Arab foreign ministers preparing to meet in Baghdad on Thursday called on Syria's government to hold talks with the opposition and to end over a year of violence.
Syrian president Bashar al-Assad's brutal crackdown on a popular uprising against his regime has lasted over a year and claimed at least 9,100 lives, United Nations Human Rights officials say.
Assad's government has already said it will reject any initiative made at the Arab League summit relating to violence in Syria.
"Since its membership has been suspended, Syria will only deal with Arab countries based on state-to-state relationships. Therefore, we will not deal with any initiative issued by the Arab League at any level," Syrian foreign ministry spokesman Jihad Makdisssi said in a statement.

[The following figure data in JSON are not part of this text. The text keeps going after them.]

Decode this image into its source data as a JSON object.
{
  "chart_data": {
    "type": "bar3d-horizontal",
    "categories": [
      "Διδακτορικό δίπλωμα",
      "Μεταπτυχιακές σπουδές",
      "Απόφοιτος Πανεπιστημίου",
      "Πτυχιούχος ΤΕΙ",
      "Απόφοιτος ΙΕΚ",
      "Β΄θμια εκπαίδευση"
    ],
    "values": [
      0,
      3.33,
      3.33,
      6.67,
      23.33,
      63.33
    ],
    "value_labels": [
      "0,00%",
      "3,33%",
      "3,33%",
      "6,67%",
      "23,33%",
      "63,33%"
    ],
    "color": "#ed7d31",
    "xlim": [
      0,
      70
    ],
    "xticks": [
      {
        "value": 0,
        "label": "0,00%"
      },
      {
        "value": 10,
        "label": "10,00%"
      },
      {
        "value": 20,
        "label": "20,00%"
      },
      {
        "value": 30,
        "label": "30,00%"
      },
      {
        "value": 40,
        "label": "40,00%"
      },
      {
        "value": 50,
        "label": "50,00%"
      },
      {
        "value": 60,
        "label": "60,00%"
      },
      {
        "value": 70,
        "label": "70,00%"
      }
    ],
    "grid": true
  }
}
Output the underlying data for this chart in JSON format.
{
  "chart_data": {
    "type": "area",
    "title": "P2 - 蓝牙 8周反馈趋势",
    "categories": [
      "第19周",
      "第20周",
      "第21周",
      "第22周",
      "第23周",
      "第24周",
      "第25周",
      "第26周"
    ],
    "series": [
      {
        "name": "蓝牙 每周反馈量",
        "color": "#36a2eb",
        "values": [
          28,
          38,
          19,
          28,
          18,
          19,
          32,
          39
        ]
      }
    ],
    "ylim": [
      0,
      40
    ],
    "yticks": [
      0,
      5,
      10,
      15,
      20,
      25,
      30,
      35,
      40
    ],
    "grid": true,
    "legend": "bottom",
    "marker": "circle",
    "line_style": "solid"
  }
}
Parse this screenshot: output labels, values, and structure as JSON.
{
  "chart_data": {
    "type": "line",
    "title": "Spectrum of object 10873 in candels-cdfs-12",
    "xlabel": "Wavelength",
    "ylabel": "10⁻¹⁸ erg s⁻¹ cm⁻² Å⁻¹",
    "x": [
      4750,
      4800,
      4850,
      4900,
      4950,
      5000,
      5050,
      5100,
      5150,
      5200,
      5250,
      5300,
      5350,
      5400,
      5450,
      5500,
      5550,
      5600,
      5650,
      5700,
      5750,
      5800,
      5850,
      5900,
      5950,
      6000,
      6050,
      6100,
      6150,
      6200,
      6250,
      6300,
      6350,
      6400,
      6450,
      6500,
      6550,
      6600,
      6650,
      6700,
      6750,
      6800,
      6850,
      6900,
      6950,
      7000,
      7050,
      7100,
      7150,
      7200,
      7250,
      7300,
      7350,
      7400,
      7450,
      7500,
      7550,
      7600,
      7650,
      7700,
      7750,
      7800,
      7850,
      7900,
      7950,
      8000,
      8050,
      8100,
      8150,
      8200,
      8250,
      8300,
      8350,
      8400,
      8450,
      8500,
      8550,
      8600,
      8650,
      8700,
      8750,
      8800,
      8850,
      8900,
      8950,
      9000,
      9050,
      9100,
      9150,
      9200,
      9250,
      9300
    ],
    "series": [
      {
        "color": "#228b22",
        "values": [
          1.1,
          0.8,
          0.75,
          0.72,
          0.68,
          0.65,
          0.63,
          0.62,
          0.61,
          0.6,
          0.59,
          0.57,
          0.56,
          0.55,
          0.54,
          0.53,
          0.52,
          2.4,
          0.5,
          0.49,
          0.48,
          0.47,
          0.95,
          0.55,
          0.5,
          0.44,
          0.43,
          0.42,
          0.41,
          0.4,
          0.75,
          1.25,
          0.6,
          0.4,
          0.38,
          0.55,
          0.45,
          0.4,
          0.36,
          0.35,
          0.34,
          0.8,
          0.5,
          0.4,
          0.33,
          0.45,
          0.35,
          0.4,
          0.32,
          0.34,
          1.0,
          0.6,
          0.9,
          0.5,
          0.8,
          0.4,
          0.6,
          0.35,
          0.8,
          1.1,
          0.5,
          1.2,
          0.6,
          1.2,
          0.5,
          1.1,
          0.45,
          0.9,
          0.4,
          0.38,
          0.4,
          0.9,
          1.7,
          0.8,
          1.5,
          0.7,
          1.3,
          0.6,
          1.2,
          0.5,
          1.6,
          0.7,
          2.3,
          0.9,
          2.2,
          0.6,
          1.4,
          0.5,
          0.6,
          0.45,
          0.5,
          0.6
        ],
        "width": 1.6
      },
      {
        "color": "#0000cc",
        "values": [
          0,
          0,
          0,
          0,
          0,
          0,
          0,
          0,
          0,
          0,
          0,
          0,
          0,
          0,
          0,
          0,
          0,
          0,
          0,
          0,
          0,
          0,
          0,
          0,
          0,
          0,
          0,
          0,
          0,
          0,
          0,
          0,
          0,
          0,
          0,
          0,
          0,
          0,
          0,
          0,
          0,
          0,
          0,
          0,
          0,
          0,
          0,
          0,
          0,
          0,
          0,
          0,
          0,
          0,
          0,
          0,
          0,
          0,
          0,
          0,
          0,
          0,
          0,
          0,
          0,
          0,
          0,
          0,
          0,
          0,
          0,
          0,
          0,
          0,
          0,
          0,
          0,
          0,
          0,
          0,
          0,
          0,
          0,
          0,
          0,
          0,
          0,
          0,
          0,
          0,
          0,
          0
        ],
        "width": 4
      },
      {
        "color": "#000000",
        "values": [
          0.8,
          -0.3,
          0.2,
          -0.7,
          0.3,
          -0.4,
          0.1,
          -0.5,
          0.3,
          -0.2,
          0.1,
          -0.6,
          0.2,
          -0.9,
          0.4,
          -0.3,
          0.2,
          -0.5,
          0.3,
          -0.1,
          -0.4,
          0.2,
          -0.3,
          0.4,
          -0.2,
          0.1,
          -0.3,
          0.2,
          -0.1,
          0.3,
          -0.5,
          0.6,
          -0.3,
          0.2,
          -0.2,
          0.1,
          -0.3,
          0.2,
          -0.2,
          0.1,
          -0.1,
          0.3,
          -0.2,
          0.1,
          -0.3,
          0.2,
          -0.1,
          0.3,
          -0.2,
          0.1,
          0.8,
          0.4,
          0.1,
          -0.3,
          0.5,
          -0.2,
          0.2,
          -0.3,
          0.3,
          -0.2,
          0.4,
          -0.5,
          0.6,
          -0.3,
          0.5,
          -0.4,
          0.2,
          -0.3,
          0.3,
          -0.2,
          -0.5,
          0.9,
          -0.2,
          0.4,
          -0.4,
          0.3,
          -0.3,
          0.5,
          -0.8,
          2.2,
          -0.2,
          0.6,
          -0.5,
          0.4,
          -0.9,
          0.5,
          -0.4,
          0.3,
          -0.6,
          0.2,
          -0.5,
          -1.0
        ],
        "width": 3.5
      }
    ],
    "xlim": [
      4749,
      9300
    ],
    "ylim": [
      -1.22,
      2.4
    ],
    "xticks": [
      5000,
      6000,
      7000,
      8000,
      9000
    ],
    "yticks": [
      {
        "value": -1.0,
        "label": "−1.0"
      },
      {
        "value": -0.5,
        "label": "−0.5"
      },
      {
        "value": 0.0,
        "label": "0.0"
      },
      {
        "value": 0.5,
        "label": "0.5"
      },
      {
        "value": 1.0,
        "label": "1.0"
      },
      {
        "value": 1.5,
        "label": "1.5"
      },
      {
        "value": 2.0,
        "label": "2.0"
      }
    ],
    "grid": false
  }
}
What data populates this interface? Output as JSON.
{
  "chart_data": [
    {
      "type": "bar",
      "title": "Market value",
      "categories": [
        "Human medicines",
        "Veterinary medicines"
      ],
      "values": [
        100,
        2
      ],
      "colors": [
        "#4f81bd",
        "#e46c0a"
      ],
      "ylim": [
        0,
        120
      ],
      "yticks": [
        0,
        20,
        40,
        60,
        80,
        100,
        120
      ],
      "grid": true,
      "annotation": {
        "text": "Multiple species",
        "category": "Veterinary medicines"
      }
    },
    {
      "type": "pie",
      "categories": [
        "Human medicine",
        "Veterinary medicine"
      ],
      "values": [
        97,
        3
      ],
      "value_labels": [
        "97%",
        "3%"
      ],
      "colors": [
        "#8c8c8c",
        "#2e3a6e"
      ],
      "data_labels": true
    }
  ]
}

Arab countries are divided over how aggressively to intervene in Syria's turmoil. Saudi Arabia and Qatar, are believed to favor providing weapons to Syria's rebels and even carving out a "safe area" inside the country where the opposition can operate.
Iraq, the host of this week's summit, is more cautious. Baghdad's Shiite-dominated government is close to Iran, Assad's closest ally.
On Wednesday, Iraqi Foreign Minister Hoshyar Zebari told Arab foreign ministers gathered in Baghdad that his country rejects foreign intervention in Syria but supports what he called the "aspirations of the Syrian people for freedom and democracy."
The call came as fighting continues in Syria, just two days after Assad formally accepted a proposal by UN-Arab League envoy Kofi Annan aimed at resolving the crisis.
Over 40 have been killed, and hundreds of shops and houses have been burned, in the northern Syrian town of Saraqeb since Assad's forces launched an assault on the rebel-held town Sunday.
Fighting broke out on Thursday in Rastan, controlled by army defectors who have held out against weeks of government shelling and sniper fire.
There were also reports of fresh clashes in Deir Al Zour province near the Iraqi border, and government troops firing mortars at the city of Homs where three soldiers were killed in clashes on Wednesday.
Annan's plan calls for Damascus to immediately stop troop movements and use of heavy weapons in populated areas, and to commit to a daily two-hour halt in fighting to allow humanitarian access and medical evacuations.
Members of the fractured opposition struggling to end Assad's regime accused him of using the plan to stall for time as his troops make a renewed push to kill off bastions of dissent.
The government denies there is a popular uprising, saying the revolt is being driven by armed groups and others it calls "terrorists."
The Syrian uprising began peacefully but became increasingly militarized after the government began utilizing tanks, snipers and troops with machine guns to break up protests — which many opposition members say forced them to take up arms.